Slowly rotating black holes in alternative theories of gravity

TL;DR

This paper derives a general analytic solution for slowly rotating black holes in a broad class of alternative gravity theories, providing formulas for orbital frequencies that can test deviations from General Relativity.

Contribution

It presents the first closed-form stationary, slowly rotating black hole solution in alternative theories with quadratic curvature invariants coupled to a scalar field.

Findings

Explicit formulas for orbital frequency changes at ISCO and light ring

Solution as a deformation of Schwarzschild metric

Potential for testing gravity theories with astrophysical observations

Abstract

We present, in closed analytic form, a general stationary, slowly rotating black hole, which is solution to a large class of alternative theories of gravity in four dimensions. In these theories, the Einstein-Hilbert action is supplemented by all possible quadratic, algebraic curvature invariants coupled to a scalar field. The solution is found as a deformation of the Schwarzschild metric in General Relativity.
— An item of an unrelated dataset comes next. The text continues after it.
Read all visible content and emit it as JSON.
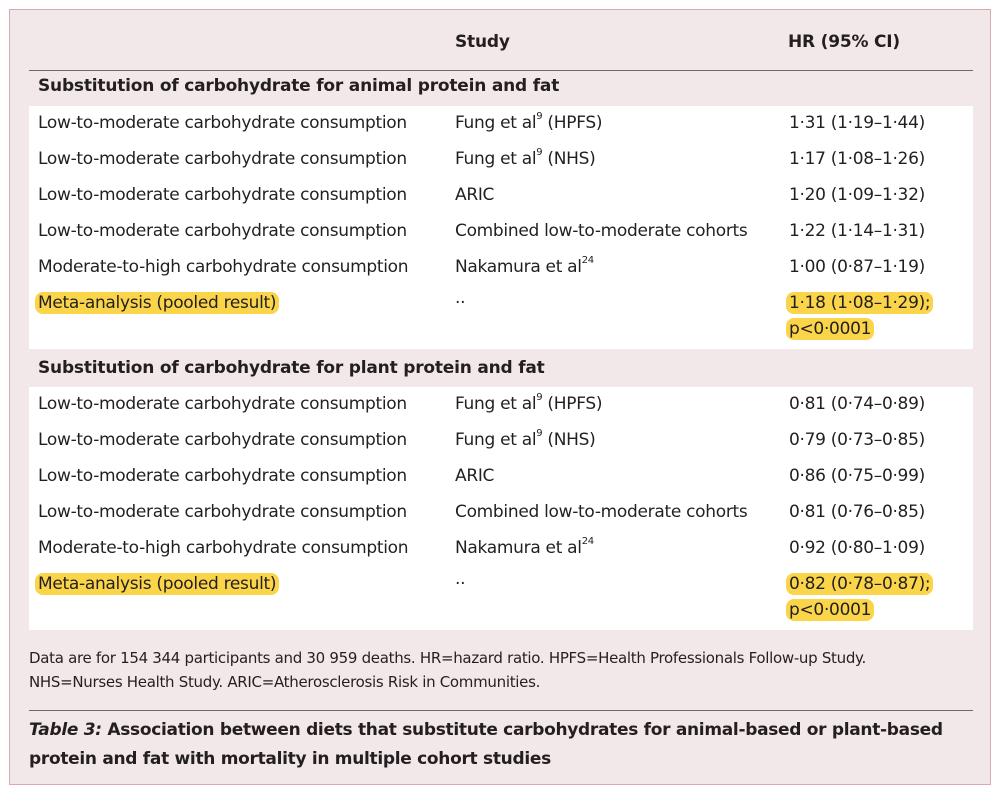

We explicitly derive the changes to the orbital frequency at the innermost stable circular orbit and at the light ring in closed form. These results could be useful when comparing General Relativity against alternative theories by (say) measurements of X-ray emission in accretion disks, or by stellar motion around supermassive black holes. When gravitational-wave astronomy comes into force, strong constraints on the coupling parameters can in principle be made.